Among the rewrites: “Chapters on Mughal history, covering hundreds of years of Muslim rule, were either slashed or removed.”
Recall George Orwell’s line? “Those who control the present, control the past and those who control the past control the future.”
So, what is the point in rewriting the history?
The alterations, which had been under discussion since last year before being formalized in the newly printed curriculum, follow other efforts by Mr. Modi’s Bharatiya Janata Party, or B.J.P., to erase prominent Muslim marks on India’s history and politics, including the frequent changing of street and city names from Muslim to Hindu.
Meanwhile, in my adopted country, followers of Jesus are openly talking about Christian nationalism. “How Christian is Christian Nationalism?” asks this essay in The New Yorker.

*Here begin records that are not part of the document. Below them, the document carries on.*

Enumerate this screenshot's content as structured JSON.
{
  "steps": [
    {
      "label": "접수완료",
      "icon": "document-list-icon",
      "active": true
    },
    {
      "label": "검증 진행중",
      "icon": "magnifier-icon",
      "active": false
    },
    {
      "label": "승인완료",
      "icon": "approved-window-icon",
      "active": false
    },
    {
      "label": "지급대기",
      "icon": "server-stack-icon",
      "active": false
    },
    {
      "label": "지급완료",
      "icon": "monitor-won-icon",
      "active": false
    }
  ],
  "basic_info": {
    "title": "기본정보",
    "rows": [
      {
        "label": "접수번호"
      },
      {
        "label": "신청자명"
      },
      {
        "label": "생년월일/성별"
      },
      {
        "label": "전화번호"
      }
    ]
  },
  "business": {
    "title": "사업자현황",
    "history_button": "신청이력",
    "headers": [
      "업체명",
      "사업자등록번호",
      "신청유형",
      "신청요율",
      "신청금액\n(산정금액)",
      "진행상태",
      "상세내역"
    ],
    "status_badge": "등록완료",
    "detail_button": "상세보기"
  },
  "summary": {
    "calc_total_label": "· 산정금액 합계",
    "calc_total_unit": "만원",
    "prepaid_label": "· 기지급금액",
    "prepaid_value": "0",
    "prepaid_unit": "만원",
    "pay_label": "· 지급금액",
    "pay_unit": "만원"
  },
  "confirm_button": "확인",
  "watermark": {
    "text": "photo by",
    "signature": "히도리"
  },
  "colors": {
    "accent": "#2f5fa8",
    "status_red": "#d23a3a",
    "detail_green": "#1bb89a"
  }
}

The events of January 6th bolstered a growing belief that the alliance between Trump and his Christian supporters had become something more like a movement, a pro-Trump uprising with a distinctive ideology. This ideology is sometimes called “Christian nationalism,” a description that often functions as a diagnosis.
Does it matter that it is a minority of the population that is church-going? Or, is it the fact that it is a minority that is making them hyper-nationalistic?
In 1999, Gallup found that seventy per cent of Americans belonged to a church, a synagogue, or a mosque. In 2020, the number was forty-seven per cent—for the first time in nearly a hundred years of polling, worshippers were the minority. This changing environment helps explain the militance that is one of the defining features of Christian nationalism. It is a minority movement, espousing a claim that might not have seemed terribly controversial a few decades ago: that America is, and should remain, a Christian nation.
And just like their Hindu counterparts, Christian nationalists also want to rewrite history and ban books.
If only Christian nationalists would ask themselves the question that was often to be found in billboards across the country a couple of decades or so ago: WWJD?